Attention deficit

NJSP_Badge_1921Distraction apparently is taking its toll in New Jersey, where driver deaths are down but pedestrian deaths are considerably up from last year.

Authorities won’t speculate why, but they say the jump to 71 pedestrian deaths this year from 50 over the same period last year is “disturbing.”

You still see plenty of people holding cellphones to their ears as they drive. A few days ago, a guy behind me had his phone in one hand and a cigarette in the other.

Drivers are texting, as well. And right on red seems more a liberty than a caution.

But we can’t put it all on them.

How many people do you see talking or texting on a cell as they walk? Yesterday morning, I watched a woman outside my building cross a busy street, head down, texting. Fortunately, no cars came by.

Memorial Day weekend is always a launching pad for safety warnings; last year, five people died on New Jersey roadways during the unofficial beginning of summer.

State Police Superintendent Colonel Rick Fuentes urged people to be as concerned as they are informed.

“We are building on last year’s record lows in every sector but pedestrian fatalities,” Fuentes said. “Last year was a 20-year low for statewide fatalities on New Jersey roadways, and we must not forget the safe driving behaviors that led to that decrease.”

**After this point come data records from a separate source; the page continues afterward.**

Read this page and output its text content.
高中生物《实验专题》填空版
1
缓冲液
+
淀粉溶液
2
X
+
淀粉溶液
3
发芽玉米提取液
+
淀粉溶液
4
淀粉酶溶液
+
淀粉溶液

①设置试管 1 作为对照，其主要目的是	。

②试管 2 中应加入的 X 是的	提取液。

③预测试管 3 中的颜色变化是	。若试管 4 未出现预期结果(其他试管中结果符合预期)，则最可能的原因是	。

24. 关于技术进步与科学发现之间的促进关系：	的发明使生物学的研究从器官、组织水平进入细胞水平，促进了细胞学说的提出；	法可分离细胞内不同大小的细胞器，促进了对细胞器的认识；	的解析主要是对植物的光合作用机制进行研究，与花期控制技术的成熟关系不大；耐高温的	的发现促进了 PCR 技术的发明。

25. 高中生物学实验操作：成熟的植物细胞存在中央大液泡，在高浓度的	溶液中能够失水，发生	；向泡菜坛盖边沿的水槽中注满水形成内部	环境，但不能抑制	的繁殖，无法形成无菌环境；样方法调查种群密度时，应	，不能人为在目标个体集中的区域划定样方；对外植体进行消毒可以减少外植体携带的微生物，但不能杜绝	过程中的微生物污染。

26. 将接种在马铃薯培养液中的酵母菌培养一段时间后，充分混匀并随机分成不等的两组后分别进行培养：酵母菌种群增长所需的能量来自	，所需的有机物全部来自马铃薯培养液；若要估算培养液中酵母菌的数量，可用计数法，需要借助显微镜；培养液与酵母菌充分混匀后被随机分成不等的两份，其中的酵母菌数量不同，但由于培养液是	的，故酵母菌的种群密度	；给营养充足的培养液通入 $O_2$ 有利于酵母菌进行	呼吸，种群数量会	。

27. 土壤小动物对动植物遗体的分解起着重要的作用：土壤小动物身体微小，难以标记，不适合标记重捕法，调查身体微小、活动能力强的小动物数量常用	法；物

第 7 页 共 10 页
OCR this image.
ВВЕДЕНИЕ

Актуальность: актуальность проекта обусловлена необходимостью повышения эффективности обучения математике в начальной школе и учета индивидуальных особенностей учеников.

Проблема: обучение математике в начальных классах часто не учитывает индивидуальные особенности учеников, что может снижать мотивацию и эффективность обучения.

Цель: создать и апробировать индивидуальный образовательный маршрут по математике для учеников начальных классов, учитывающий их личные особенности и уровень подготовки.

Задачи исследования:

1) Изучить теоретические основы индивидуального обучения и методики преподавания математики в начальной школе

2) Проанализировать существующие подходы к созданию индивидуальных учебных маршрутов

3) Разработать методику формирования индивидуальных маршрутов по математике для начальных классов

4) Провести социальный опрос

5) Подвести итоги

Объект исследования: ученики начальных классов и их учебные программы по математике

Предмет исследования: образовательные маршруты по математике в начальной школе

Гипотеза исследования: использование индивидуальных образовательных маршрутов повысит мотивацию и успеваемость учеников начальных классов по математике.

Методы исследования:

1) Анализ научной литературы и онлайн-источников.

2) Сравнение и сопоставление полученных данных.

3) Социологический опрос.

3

Fuentes vowed that his officers will be cruising around, looking for “intoxicated drivers, aggressive drivers, seatbelt usage, cell phone violators, and keeping pedestrians off the highways.”

The superintendent promised “zero tolerance.”

Local police will have DWI patrols out in force, and both state and local authorities said they will participate in the “Click It or Ticket” campaign.

“Memorial Day marks the start of the busy summer travel season, so there’s no better time to remind motorists of the importance of practicing good driving behaviors to ensure their safety and that of their passengers and everyone else on the road,” said Pam Fischer, Director of the Division of Highway Traffic Safety.

“Regardless of where you’re sitting in a motor vehicle, a seat belt is the simplest way to protect yourself in the event of a crash,” Fischer said.  “Wearing a seat belt increases your chances of surviving a crash by as much as 75 percent.”